In the late 1980s, he was twice convicted of hacking into company computer systems, leading to prison terms and counseling for his computer addiction.
However, Mitnick often took surprisingly old-fashioned ways of stealing high-tech gadgets. He often posed as an authority figure by phone and e-mail, convincing lower-level company officials to hand over passwords that would have given him access to confidential information.
Mr Mitnick’s first marriage in his early twenties quickly ended in divorce. He met Kimberly Barry at a cybersecurity conference in Singapore in 2015, and the two soon began dating. They married last year after he learned he had cancer. She survived his death and was pregnant with his first child.
The year Mitnick was released, The Times reported an “unusual arrangement” in which he was hired as a cybersecurity consultant by a California university he had “victimized.” Mr Mitnick calls it a “hack for hire”.

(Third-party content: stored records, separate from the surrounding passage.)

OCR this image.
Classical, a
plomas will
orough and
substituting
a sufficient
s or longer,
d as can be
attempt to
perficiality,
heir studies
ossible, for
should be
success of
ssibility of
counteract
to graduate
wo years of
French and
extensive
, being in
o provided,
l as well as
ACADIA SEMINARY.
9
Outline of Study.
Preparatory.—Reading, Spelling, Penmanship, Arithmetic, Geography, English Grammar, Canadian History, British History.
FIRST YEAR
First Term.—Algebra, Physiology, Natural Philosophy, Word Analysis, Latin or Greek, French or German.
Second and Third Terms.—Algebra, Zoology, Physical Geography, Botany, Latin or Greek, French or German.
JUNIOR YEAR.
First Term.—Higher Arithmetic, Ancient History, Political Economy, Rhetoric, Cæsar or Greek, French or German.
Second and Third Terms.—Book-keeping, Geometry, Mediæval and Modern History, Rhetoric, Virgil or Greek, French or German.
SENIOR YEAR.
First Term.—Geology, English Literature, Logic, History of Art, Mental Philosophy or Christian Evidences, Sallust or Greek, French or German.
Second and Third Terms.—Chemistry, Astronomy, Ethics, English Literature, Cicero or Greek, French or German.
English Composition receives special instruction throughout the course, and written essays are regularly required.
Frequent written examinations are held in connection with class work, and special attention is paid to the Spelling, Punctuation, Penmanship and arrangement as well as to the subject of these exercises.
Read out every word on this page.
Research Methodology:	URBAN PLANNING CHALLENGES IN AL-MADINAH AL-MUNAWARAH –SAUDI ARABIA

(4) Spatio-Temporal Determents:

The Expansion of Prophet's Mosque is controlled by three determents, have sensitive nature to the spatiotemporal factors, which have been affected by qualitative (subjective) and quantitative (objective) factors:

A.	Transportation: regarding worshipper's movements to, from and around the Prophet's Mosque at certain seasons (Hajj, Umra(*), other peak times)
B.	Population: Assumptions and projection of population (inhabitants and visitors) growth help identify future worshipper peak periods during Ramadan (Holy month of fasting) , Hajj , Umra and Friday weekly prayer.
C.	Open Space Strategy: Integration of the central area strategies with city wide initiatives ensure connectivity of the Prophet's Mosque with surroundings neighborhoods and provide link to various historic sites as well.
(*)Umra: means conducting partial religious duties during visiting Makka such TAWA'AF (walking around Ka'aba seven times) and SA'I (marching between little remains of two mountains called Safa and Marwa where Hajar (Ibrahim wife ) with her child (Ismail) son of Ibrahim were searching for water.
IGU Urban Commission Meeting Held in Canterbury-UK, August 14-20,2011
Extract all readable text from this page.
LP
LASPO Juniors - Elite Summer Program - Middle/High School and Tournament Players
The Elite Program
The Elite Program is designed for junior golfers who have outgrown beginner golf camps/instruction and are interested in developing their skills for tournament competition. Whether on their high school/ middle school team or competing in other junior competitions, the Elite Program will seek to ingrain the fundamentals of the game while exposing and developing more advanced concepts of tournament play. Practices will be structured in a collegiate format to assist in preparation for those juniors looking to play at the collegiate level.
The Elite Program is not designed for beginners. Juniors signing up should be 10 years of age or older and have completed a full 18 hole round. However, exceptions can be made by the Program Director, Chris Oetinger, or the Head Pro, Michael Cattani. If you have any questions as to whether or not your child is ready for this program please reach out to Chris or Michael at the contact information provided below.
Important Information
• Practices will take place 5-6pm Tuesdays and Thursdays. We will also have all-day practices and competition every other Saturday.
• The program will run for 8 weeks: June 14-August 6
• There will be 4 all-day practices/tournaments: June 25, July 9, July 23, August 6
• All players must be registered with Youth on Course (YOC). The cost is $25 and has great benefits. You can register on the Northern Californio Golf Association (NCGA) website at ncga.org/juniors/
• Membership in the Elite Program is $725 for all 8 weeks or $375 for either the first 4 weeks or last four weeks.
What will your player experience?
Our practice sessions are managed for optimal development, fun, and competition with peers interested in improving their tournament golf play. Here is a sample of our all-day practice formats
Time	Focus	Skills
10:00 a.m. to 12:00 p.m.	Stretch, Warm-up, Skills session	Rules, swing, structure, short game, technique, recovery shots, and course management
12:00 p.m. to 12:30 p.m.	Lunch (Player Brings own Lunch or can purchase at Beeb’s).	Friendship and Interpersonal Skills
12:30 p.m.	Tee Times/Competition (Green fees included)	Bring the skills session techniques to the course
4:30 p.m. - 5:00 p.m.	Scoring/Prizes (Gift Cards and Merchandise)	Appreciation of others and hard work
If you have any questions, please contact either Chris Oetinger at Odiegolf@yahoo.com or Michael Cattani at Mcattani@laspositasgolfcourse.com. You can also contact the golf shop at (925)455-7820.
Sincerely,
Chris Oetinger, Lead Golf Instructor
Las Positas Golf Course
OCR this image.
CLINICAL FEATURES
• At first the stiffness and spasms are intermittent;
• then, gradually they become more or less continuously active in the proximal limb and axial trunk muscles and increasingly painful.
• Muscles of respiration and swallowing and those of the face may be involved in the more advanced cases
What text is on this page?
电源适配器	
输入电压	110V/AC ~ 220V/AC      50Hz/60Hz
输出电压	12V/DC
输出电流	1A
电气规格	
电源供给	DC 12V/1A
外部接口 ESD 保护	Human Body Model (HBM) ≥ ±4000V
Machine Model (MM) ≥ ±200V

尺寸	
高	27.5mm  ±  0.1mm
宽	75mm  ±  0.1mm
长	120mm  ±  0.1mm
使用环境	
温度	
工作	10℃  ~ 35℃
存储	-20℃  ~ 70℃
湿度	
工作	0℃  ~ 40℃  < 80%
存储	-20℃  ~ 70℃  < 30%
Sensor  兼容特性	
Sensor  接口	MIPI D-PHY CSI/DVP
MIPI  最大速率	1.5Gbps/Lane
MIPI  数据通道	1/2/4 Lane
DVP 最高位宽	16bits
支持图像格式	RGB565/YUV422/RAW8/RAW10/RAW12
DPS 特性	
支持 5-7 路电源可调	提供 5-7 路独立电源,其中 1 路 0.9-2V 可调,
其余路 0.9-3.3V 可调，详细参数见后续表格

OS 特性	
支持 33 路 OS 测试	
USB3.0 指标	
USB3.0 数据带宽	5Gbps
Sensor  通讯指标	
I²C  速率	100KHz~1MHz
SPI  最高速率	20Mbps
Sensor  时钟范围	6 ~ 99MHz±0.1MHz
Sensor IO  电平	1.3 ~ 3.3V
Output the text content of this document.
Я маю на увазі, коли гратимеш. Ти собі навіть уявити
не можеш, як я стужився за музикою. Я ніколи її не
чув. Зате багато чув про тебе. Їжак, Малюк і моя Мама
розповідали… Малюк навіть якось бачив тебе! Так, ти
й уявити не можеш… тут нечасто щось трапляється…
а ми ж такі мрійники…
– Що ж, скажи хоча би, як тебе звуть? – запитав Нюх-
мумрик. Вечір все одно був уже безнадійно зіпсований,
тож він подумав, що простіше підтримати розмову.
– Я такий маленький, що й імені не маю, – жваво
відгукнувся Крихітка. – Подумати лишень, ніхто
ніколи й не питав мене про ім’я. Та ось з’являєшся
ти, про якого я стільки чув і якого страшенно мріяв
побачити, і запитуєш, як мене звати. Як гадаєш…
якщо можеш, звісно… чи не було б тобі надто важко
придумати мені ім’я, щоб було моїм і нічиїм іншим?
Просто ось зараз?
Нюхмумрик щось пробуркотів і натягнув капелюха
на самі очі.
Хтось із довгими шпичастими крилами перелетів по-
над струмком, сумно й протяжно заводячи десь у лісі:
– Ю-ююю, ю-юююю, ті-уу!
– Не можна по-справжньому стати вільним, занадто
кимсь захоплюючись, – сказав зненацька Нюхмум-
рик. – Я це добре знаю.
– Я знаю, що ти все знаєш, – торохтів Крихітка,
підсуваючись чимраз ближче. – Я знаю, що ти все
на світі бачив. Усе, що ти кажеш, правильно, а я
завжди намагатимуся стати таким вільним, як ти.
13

It is now commonplace for hackers to find work by exposing loopholes in governments and corporations. KnowBe4, a company partly owned by Mr. Mitnick, describe Claims to be “the world’s largest provider of security awareness training”. The cybersecurity training courses designed by Mr. Mitnick have been used by more than 60,000 organizations, the company said.
In 2017, journalist and author Amy Webb, who wrote about data privacy in The New York Times Book Review, identified the once-hunted hacker by a nickname that would have confused law enforcement officers and newspaper readers in the 1990s: “Internet security expert Kevin Mitnick.”
Livia Albeck-Ripka and mayor of orlando contributed to the report.